In fact, Republican attorneys general file lawsuits against Democratic presidents just about as often as Democratic attorneys general sue Republican presidents, data has found.
“We all tend to be hypocrites,” Kreis said. “We see things that we like, and we say those are constitutional. We see things we don’t like, and we say we’re suspicious of that.”
In reviewing Carr’s tenure as attorney general, Kreis said there’s an “absolute inconsistency” in his views on the division of power between the national and state governments.

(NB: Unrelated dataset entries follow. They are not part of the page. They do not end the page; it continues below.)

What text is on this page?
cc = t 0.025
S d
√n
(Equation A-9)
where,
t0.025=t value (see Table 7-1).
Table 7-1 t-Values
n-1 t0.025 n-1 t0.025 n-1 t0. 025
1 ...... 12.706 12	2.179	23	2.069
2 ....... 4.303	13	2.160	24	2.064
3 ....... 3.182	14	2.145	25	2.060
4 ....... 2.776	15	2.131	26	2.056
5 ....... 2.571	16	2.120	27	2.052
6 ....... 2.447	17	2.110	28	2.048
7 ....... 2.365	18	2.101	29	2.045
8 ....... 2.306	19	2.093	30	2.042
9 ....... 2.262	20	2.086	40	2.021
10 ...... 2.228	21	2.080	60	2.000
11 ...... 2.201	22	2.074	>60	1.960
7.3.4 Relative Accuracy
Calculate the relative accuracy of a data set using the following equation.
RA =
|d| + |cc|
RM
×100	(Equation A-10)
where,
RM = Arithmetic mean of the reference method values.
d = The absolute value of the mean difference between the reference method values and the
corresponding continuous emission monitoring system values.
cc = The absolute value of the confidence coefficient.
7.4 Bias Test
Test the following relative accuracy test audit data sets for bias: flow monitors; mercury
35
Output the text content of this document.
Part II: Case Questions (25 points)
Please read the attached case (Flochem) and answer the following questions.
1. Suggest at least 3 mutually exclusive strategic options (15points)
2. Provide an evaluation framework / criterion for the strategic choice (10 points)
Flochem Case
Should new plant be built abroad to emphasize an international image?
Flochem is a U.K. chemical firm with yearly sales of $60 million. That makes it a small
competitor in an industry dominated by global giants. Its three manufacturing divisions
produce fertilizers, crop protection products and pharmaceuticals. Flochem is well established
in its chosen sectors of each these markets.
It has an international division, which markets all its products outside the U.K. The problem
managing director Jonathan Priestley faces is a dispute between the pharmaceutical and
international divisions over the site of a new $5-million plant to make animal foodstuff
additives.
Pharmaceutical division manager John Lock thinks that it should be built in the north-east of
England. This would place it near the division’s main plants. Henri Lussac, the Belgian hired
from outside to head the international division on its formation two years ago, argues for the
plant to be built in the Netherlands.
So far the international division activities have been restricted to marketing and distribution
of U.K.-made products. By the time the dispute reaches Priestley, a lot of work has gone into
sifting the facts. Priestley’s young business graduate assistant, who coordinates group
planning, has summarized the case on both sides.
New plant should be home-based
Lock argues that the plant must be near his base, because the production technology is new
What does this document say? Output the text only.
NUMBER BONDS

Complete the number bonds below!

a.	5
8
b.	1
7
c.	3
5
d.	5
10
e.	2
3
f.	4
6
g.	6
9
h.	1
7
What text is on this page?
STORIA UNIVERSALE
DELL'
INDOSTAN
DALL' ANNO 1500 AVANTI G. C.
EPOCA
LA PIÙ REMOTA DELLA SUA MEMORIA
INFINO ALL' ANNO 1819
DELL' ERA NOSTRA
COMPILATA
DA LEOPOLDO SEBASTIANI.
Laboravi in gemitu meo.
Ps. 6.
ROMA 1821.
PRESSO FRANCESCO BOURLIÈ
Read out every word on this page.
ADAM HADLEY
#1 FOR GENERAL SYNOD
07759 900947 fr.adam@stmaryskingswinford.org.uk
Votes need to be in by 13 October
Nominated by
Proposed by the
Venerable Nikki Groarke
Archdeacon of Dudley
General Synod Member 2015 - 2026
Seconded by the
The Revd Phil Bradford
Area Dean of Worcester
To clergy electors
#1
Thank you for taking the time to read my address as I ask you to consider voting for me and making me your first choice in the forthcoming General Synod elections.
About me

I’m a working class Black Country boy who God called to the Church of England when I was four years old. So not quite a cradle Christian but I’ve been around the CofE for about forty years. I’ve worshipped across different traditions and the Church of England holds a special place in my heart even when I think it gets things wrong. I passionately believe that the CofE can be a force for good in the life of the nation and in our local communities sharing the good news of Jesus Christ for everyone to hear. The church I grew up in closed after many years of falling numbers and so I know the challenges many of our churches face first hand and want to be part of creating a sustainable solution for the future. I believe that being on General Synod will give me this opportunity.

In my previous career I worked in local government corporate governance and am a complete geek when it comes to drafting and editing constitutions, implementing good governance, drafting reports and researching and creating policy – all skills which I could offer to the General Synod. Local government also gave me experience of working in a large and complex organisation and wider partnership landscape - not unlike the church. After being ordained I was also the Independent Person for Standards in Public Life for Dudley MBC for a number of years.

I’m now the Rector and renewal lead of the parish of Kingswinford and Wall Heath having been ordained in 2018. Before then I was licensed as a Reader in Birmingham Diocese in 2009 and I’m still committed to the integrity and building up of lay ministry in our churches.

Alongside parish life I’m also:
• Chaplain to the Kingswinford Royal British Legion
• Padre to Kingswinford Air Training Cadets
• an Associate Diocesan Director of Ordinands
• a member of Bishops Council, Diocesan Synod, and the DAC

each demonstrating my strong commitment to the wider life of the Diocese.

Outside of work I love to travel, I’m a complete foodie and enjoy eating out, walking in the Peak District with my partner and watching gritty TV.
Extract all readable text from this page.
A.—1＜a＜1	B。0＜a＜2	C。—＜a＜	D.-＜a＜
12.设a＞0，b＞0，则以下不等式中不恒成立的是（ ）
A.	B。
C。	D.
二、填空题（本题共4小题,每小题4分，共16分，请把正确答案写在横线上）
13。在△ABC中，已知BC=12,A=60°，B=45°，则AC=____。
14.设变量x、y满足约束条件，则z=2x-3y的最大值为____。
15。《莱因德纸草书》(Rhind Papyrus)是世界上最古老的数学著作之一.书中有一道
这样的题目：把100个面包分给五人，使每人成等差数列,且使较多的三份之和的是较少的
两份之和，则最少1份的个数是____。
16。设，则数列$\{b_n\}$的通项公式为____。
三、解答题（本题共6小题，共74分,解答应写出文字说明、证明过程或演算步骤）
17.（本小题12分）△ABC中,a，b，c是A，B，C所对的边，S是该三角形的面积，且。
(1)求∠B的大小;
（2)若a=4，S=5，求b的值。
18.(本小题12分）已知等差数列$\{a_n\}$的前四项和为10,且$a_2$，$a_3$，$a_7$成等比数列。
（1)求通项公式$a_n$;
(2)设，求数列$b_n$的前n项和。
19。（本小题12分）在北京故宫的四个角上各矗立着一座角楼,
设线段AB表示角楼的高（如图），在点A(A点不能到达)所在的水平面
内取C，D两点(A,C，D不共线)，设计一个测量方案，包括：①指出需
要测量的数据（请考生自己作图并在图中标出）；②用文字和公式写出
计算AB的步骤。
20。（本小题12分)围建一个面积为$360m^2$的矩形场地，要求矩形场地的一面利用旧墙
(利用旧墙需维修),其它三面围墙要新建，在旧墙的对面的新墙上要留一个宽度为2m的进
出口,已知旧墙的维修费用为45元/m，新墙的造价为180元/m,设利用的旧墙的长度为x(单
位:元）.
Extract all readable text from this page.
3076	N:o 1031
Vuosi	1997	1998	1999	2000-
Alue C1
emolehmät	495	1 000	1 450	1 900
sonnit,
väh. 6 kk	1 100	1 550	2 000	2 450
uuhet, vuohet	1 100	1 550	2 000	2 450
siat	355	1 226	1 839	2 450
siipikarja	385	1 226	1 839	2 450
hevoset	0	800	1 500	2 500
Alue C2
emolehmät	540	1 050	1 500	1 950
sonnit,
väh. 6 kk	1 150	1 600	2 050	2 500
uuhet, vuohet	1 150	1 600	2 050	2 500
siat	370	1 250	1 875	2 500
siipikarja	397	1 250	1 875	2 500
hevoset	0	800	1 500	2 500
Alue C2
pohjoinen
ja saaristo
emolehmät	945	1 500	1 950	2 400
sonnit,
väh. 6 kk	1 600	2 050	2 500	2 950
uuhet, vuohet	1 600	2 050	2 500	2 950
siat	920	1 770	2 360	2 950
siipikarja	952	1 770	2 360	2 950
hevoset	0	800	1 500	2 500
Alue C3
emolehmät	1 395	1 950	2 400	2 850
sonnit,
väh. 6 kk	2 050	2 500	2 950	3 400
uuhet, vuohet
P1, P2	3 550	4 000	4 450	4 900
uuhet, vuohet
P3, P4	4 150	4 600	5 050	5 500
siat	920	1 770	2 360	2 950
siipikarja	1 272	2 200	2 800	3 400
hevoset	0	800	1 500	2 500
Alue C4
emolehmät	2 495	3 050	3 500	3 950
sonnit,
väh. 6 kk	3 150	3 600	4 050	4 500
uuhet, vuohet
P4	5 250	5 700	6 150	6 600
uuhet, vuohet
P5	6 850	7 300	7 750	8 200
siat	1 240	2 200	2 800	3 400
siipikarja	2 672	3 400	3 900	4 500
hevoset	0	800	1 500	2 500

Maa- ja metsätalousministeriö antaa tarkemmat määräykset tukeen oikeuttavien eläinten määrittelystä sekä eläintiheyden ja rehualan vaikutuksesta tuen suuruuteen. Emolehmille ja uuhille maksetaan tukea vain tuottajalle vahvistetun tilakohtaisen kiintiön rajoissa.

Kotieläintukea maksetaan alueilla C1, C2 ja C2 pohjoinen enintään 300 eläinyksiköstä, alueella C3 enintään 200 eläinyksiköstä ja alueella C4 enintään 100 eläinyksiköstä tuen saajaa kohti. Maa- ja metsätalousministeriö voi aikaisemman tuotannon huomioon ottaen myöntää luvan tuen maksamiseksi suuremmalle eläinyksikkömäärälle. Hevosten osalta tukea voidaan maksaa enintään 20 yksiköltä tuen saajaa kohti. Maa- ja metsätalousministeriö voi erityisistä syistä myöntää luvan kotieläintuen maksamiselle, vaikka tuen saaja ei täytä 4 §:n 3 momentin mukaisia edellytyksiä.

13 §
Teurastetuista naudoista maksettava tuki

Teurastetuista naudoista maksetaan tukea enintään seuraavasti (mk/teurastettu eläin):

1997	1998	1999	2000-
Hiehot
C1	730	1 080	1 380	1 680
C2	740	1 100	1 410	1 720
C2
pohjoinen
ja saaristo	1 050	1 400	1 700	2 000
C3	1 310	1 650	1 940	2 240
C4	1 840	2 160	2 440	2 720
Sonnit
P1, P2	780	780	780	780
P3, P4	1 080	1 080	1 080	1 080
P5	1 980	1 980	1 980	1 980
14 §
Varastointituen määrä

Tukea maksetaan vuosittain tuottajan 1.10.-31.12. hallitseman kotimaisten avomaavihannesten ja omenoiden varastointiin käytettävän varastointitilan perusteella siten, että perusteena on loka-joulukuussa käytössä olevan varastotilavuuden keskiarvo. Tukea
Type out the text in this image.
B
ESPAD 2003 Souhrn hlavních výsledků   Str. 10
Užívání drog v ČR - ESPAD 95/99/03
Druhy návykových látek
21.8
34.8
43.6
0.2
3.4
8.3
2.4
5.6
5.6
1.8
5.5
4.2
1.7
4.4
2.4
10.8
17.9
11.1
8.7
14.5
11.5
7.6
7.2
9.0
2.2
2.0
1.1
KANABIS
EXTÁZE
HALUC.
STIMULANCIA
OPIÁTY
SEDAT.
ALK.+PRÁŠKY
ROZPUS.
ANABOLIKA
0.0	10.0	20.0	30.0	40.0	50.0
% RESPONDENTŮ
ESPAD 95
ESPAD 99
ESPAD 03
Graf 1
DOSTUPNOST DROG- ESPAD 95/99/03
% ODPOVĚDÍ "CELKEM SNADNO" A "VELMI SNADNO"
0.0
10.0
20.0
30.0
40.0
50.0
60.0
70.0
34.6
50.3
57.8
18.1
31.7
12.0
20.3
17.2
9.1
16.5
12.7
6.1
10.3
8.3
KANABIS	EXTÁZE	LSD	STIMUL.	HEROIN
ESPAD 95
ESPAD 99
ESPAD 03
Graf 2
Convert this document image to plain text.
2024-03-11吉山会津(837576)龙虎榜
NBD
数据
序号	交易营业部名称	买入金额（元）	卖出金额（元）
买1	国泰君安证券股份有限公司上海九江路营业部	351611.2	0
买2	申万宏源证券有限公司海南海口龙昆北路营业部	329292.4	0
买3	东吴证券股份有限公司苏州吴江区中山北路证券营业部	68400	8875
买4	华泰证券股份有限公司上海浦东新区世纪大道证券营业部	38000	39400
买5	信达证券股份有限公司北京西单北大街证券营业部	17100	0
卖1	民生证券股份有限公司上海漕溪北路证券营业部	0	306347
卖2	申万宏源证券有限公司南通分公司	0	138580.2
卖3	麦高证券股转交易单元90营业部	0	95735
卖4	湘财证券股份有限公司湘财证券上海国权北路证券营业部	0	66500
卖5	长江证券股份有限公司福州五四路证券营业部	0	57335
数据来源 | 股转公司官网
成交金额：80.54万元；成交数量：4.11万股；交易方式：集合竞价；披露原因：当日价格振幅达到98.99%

But it’s nothing anyone else wouldn’t do in similar offices across the country, he said.
Carr’s campaign says Carr would get more done with Trump as president.
“With a partner in the White House, Chris is a proven leader who will bring that same fight to the governor’s office, delivering results that matter,” Mazzone said.
In January as Biden was leaving office, Carr joined with three other Republican attorneys general to reverse a ban on offshore oil and gas drilling. The Republican-controlled state House of Representatives passed a resolution in 2019 opposing drilling off Georgia’s coast, but Trump ran for reelection on the promise of greater drilling for fossil fuels.
But Carr has not always been in lockstep with Trump and the MAGA wing of the GOP.
He refused to join a lawsuit that would have thrown out the 2020 election results in Georgia and other states. Carr said he looked into allegations of wrongdoing but decided against seeking charges, and the U.S. Supreme Court threw out the case.
“You’re not going to take a legal position if you don’t also believe it as a matter of policy,” Kreis said. “I think people generally tell us who they are in these legal decisions.”